4. What are the harms of the various treatment approaches for early-stage or screen-detected prostate cancer?
5. Is there evidence that use of a pre-biopsy prostate cancer risk calculator, in combination with PSA-based screening, accurately identifies men with clinically significant prostate cancer (i.e. cancer that is more likely to cause symptom or lead to advanced disease) compared with PSA-based screening alone?

The team examined 63 studies on prostate cancer screening conducted predominately in the U.S. and Europe. Fenton said the process was rigorously vetted by the Task Force with public and expert review prior to, during and after completion of the research.

“I’m very proud of our team,” Fenton said. “The U.S. Preventive Services Task Force process is painstaking and methodical, and I think we achieved our goal of conveying complete and unbiased information based on current evidence.”
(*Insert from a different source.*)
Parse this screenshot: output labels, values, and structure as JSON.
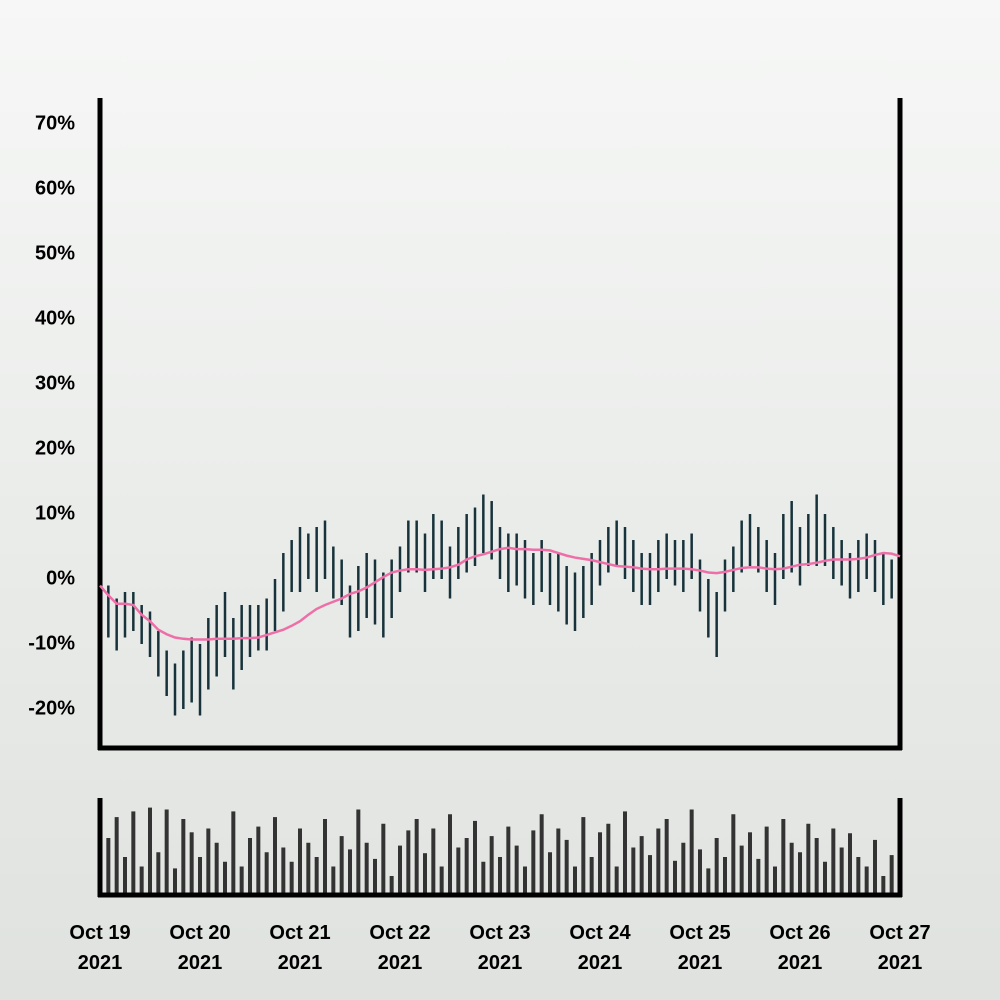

Among the major findings of the evidence:

* PSA screening in men aged 55 to 69 may prevent approximately 1.3 deaths from prostate cancer over 13 years per 1,000 men screened
* Screening may also prevent three cases of metastatic prostate cancer per 1,000 men screened
* False positive PSA results occur in 10-18 percent of men screened, and up to half of men diagnosed with cancer due to screening would never have been diagnosed with cancer had they not been screened
* One in five men who undergo radical prostatectomy develop long-term urinary incontinence
* About half of men who undergo radical prostatectomy will experience long-term erectile dysfunction
* The harms of screening in men older than 70 are at least moderate and greater than in younger men because of increased risk of false positives, harms from diagnostic biopsies and harms from treatment
Fenton said he often discusses screening with his male patients and that this research reinforces the need to find the time to do so.

“We need to explain the issues to patients and help them come to a decision that is in accord with their values and preferences.,” he said. “This isn’t always easy to do during busy office visits, but it’s necessary when the benefits and harms are closely balanced.”

Other authors of the review at UC Davis include Joy Melnikow, Megan S. Weyrich and Shauna Durbin of the Center for Healthcare Policy and Research and Yu Liu and Heejung Bang of the Division of Biostatistics in the Department of Public Health Sciences.